Tutti hanno invece riconosciuto Ignazio La Russa che è stato abbondantemente fischiato. Insomma mentre si presentavano sul red carpet un Pupi Avati redivivo (oggi farà un duetto con Aldo Cazzullo, yum yum...), Cesare Cremonini, la bella Micaela Ramazzotti già coattissima Zora la vampira in fase "poetica" ("Pupi Avati è il più grande, mi rivedo sempre i suoi film...") e una delegazione di politici di destra che dimostrava quanto questo governo si stia operando per affrontare la crisi internazionale, nella terribile sala per la stampa fortunatamente passava un buon film italiano.

Ovviamente un'opera prima, "La kryptonite nella borsa" di Ivan Cotroneo, tratto dal suo omonimo romanzo fortemente autobiografico. E' una produzione di lusso targata Indigo Film, cioè Nicola Giuliano e Francesca Cima, e Lucky Red, con Luca Bigazzi direttore della fotografia, Lino Fiorito scenografo, Giogiò Franchini montatore, bellissime canzoni d'epoca, da Iggy Pop e David Bowie a Peppino Di Capri ("Nun è peccato"), per descrivere la vita di un ragazzino occhialuto nella Napoli in fermento dei primi anni '70, con l'università piena di studenti greci, hippies, acidi e femminismo.

Il piccolo protagonista vive in uno squinternato minimondo napoletano. Si ritrova un padre, Luca Zingaretti, che se la fa con la commessa del suo negozio di macchine da cucire Singer, una madre, Valeria Golino, fantastica come sempre, che scopre il tradimento ma preferisce ammalarsi che affrontare il problema, due zii, Libero De Rienzo e Cristiana Capotondi, perfetti, che vivono la loro piccola rivoluzione hippy, un cugino strano che vive facendo Superman in chiave napoletana e, anche da morto, continua a presentarsi al ragazzo, e una serie di figure e figurine di grande presa comica, come il nonno Sergio Solli.

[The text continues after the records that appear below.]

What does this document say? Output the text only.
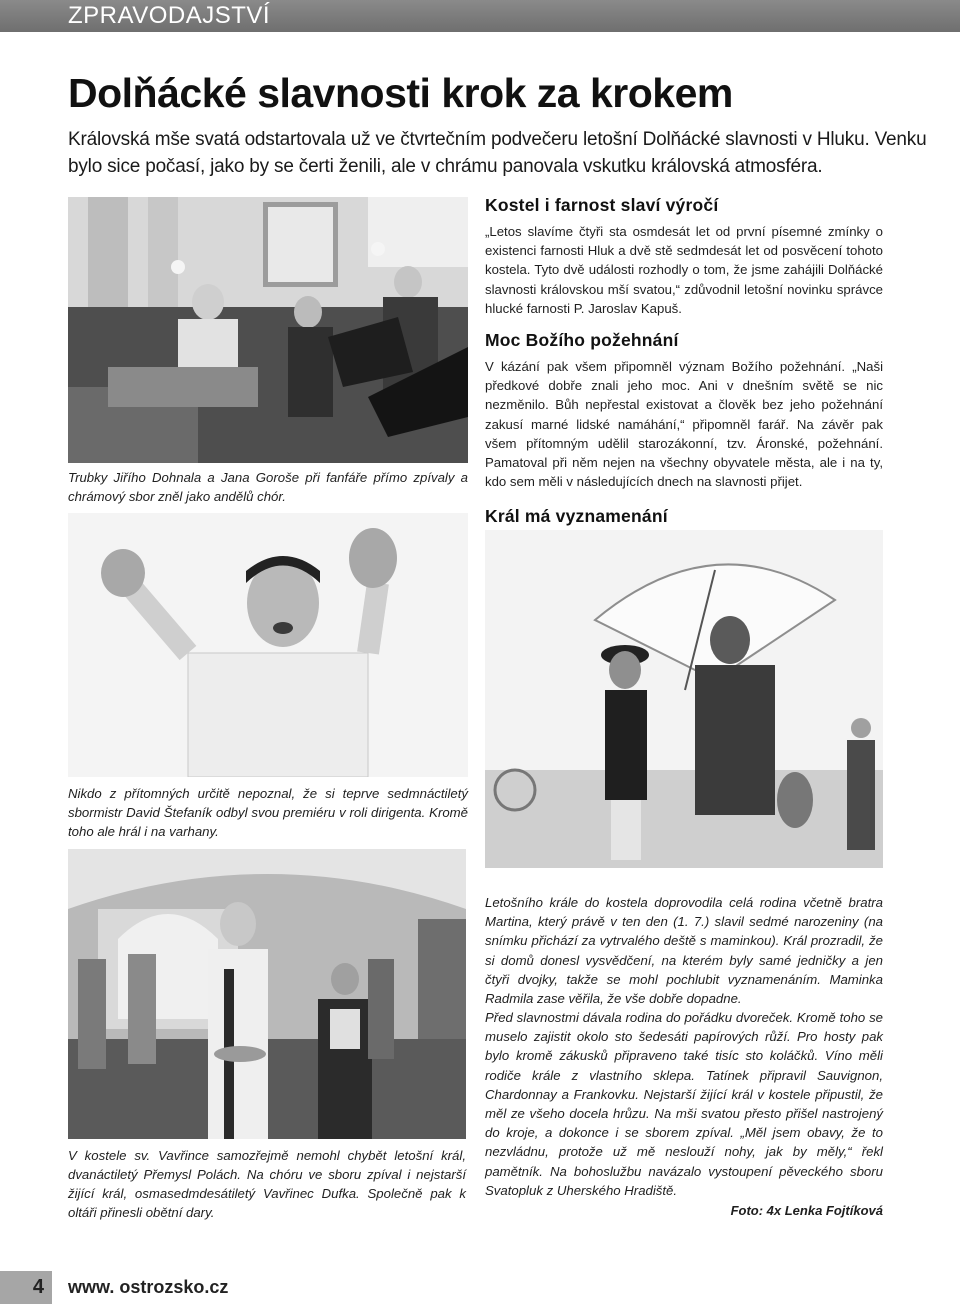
ZPRAVODAJSTVÍ
Dolňácké slavnosti krok za krokem
Královská mše svatá odstartovala už ve čtvrtečním podvečeru letošní Dolňácké slavnosti v Hluku. Venku bylo sice počasí, jako by se čerti ženili, ale v chrámu panovala vskutku královská atmosféra.
Trubky Jiřího Dohnala a Jana Goroše při fanfáře přímo zpívaly a chrámový sbor zněl jako andělů chór.
Nikdo z přítomných určitě nepoznal, že si teprve sedmnáctiletý sbormistr David Štefaník odbyl svou premiéru v roli dirigenta. Kromě toho ale hrál i na varhany.
Kostel i farnost slaví výročí
„Letos slavíme čtyři sta osmdesát let od první písemné zmínky o existenci farnosti Hluk a dvě stě sedmdesát let od posvěcení tohoto kostela. Tyto dvě události rozhodly o tom, že jsme zahájili Dolňácké slavnosti královskou mší svatou,“ zdůvodnil letošní novinku správce hlucké farnosti P. Jaroslav Kapuš.
Moc Božího požehnání
V kázání pak všem připomněl význam Božího požehnání. „Naši předkové dobře znali jeho moc. Ani v dnešním světě se nic nezměnilo. Bůh nepřestal existovat a člověk bez jeho požehnání zakusí marné lidské namáhání,“ připomněl farář. Na závěr pak všem přítomným udělil starozákonní, tzv. Áronské, požehnání. Pamatoval při něm nejen na všechny obyvatele města, ale i na ty, kdo sem měli v následujících dnech na slavnosti přijet.
Král má vyznamenání
V kostele sv. Vavřince samozřejmě nemohl chybět letošní král, dvanáctiletý Přemysl Polách. Na chóru ve sboru zpíval i nejstarší žijící král, osmasedmdesátiletý Vavřinec Dufka. Společně pak k oltáři přinesli obětní dary.
Letošního krále do kostela doprovodila celá rodina včetně bratra Martina, který právě v ten den (1. 7.) slavil sedmé narozeniny (na snímku přichází za vytrvalého deště s maminkou). Král prozradil, že si domů donesl vysvědčení, na kterém byly samé jedničky a jen čtyři dvojky, takže se mohl pochlubit vyznamenáním. Maminka Radmila zase věřila, že vše dobře dopadne.
Před slavnostmi dávala rodina do pořádku dvoreček. Kromě toho se muselo zajistit okolo sto šedesáti papírových růží. Pro hosty pak bylo kromě zákusků připraveno také tisíc sto koláčků. Víno měli rodiče krále z vlastního sklepa. Tatínek připravil Sauvignon, Chardonnay a Frankovku. Nejstarší žijící král v kostele připustil, že měl ze všeho docela hrůzu. Na mši svatou přesto přišel nastrojený do kroje, a dokonce i se sborem zpíval. „Měl jsem obavy, že to nezvládnu, protože už mě neslouží nohy, jak by měly,“ řekl pamětník. Na bohoslužbu navázalo vystoupení pěveckého sboru Svatopluk z Uherského Hradiště.
Foto: 4x Lenka Fojtíková
4 www. ostrozsko.cz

Ivan Cotroneo è un fortunato e coccolatissimo sceneggiatore di cinema di culto gaio ("I vesuviani" e "Chimera" di Pappi Corsicato, "Io sono l'amore" di Luca Guadagnino, "Mine vaganti" di Ferzan Ozpetek) e, soprattutto, di tv ("Tutti pazzi per amore"). Negli anni ha portato avanti una sua linea di commedia gay, ma è riduttivo definirla così, che ha avuto grandi riscontri di pubblico. Ovvio che la sua opera prima risenta di questa impostazione e che si muova abilmente tra un cinema alla Almodovar-Ozpetek-Corsicato e la sit-com televisiva.

Ma il risultato, a parte qualche sbavatura (un inizio con voce off un po' inutile, il finale outing gay ridondante), è di alta classe, gli attori sono tutti bravissimi, la Napoli del tempo è ricostruita perfettamente (studiavo lì e mi ci sono ritrovato). Con Cotroneo e con Mezzapesa, che ha un talento registico indubbiamente maggiore, il nostro cinema sembra tornare a respirare, a crescere. Fatelo vedere a Galan, ma non credo che il cinema gaio napoletano possa interessargli.